Summer Scouting: Kevin Jones
With the release of the Wooden Award Nominees this week (seen here), the internet was ablaze with talk of Kevin Jones from West Virginia and how he had been left off the preseason list. Naturally, I had to go back to the NCAA Vault and see if the praise was warranted. I expected it was and was correct in my prediction. Let’s look at some of the things Jones does well for his team.
Jones averaged 3.5 offensive rebounds last season, for a 12.0% Offensive rebound percentage, 8th in the Big East. How does he do it? He has a great nose for the ball, a tenacity for attacking the rim and the strength to hold off defenders fighting for the loose ball.
Here, Jones is around the 3 point line when the shot goes up. He immediately dives to the basket, reads where the ball is coming off the rim and goes up and gets it. It is part hustle and part intelligence of seeing where the ball hits the rim and knowing where it will come off.
Here, he uses his strength to hold off a defender and pick up a foul on the offensive glass.

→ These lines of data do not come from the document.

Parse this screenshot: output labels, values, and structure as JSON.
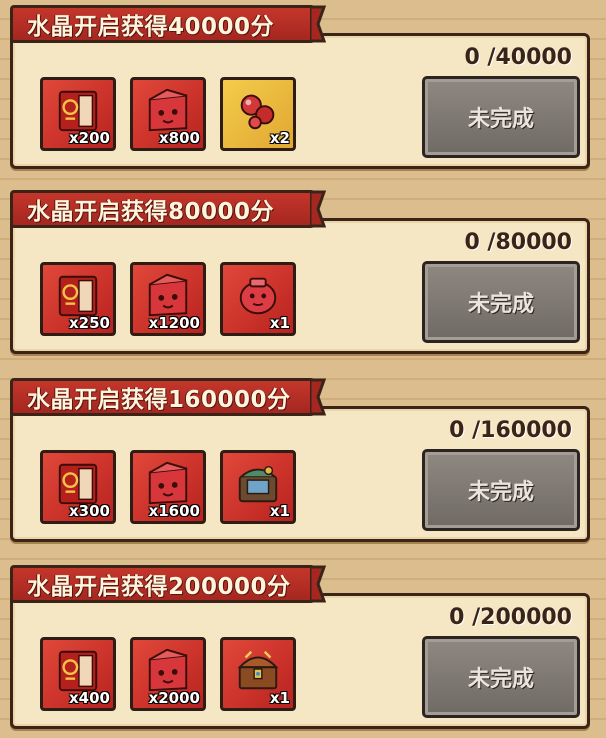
{
  "tiers": [
    {
      "title": "水晶开启获得40000分",
      "progress": "0 /40000",
      "button_label": "未完成",
      "rewards": [
        {
          "icon": "red-book-icon",
          "count": "x200"
        },
        {
          "icon": "red-crystal-box-icon",
          "count": "x800"
        },
        {
          "icon": "red-gem-pack-icon",
          "count": "x2"
        }
      ]
    },
    {
      "title": "水晶开启获得80000分",
      "progress": "0 /80000",
      "button_label": "未完成",
      "rewards": [
        {
          "icon": "red-book-icon",
          "count": "x250"
        },
        {
          "icon": "red-crystal-box-icon",
          "count": "x1200"
        },
        {
          "icon": "red-gem-pot-icon",
          "count": "x1"
        }
      ]
    },
    {
      "title": "水晶开启获得160000分",
      "progress": "0 /160000",
      "button_label": "未完成",
      "rewards": [
        {
          "icon": "red-book-icon",
          "count": "x300"
        },
        {
          "icon": "red-crystal-box-icon",
          "count": "x1600"
        },
        {
          "icon": "treasure-bundle-icon",
          "count": "x1"
        }
      ]
    },
    {
      "title": "水晶开启获得200000分",
      "progress": "0 /200000",
      "button_label": "未完成",
      "rewards": [
        {
          "icon": "red-book-icon",
          "count": "x400"
        },
        {
          "icon": "red-crystal-box-icon",
          "count": "x2000"
        },
        {
          "icon": "treasure-chest-icon",
          "count": "x1"
        }
      ]
    }
  ]
}
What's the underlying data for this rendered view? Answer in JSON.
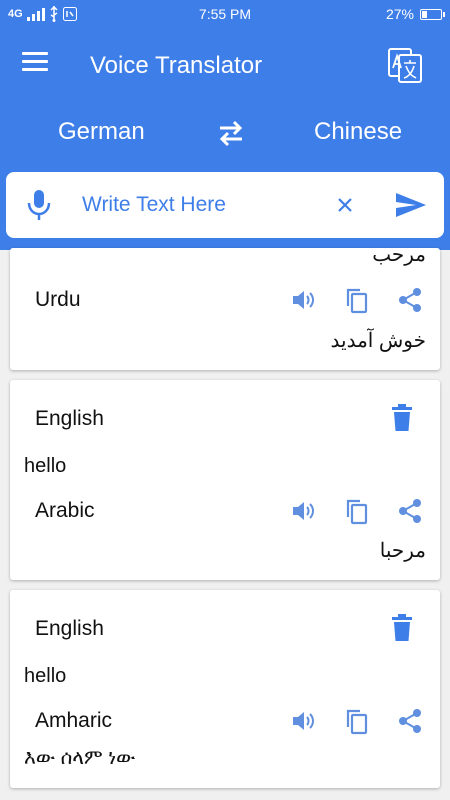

He shows off his smarts again here by getting into position for the rebound before the shot even goes up. Then, when the ball comes off the rim, he is in prime position to grab the offensive rebound (now he just has to learn to not bring the ball down).
Offensive rebounding is a big part of West Virginia’s game and Jones shows a desire and ability to help on that front. I fully expect him to keep this part of his game functioning this year, as he begins to help out in other areas for the team.
3 point shooting
Jones made just over 1 3 pointer per game last year while attempting 2.7 per game. His form is not perfect, as you will see, but the effectiveness is there, at 40.4% from distance. 3 pointers are not a big part of WVU’s overall game, but Jones has shown he can hit them with some regularity.
In this clip, he recognizes he is open, takes one dribble and knocks down the shoot. The only concern I have is with his landing. A great 3 point shooter will go up square and come down square. Jones lands a little off balance with one foot in front of the other. That is not great technique but he seems to be able to make shots from behind the college arc, so WVU fans will have to live with it.
Jones shows he can also catch and shoot in motion in this clip. Again, notice how he lands off balance. I will have to check in with him later this year to see if his form has changed or not.
Jones is a tough defender at 6’8″, which will keep him on the floor for a Bob Huggins team. Watch the following clip as he stands up to Kyle Singler and forces him into a tough shot. He uses his body to keep him at bay and is able to move his feet to stay with him as Singler drives to the bucket.
He gets help from Devin Ebanks, but Jones is the main reason why Singler is forced into a tough shot in this clip.
Jones also shows he is athletic enough to help with weakside D, as he comes across the paint in this clip to pick up the blocked shot. His block percentage was 3.1% last year, good for 22nd in the Big East. Again, he uses his length, quickness (for a big man) and intelligence to be a solid defensive player for the Mountaineers.
Jones uses the same skills he uses to be a great offensive rebounder on the defensive glass. His 13% defensive rebound rate was 42nd in the Big East but was hindered a bit by Ebanks and De’Sean Butler, as they dominated the glass for WVU. With them gone, Jones has the potential to rise up the charts and be one of the premier rebounders in the country.
When WVU plays in the 1-3-1 zone, Jones is in a great position to rebound. He uses his body to ward off offensive players and he has the athleticism to get up to the rim and rip down the rebound.
Room for Improvement
With the 3 games I watched, the following clip was the only time I saw Jones post up and attempt a shot from the post. Most of his field goals came from mid range jumpers or layups off offensive rebounds or on the break.
Jones looks comfortable with this turnaround jump shot but he will need to incorporate other moves into his post game to be an effective scorer. West Virginia lost 29 points from Ebanks and Butler alone and will need Jones to step up and take some of that on his shoulders.
By adding some new moves to his arsenal in the post, Jones could see an increase on his 13 point per game from last season. He will need to in order to help West Virginia get back to the NCAA tournament this year.
Jones is one of the top returning players in the Big East for the 2010-2011 season. He is a top candidate for the All-Big East team and if things go well (and is able to increase his scoring output, partly through the post) we could be talking about him for a spot on the AP All-American team.
Fact is, it is a shame he was not mentioned on the Wooden Award Preseason Watch List. Regardless, we should be talking about him in the top 50 for this award at the end of the season.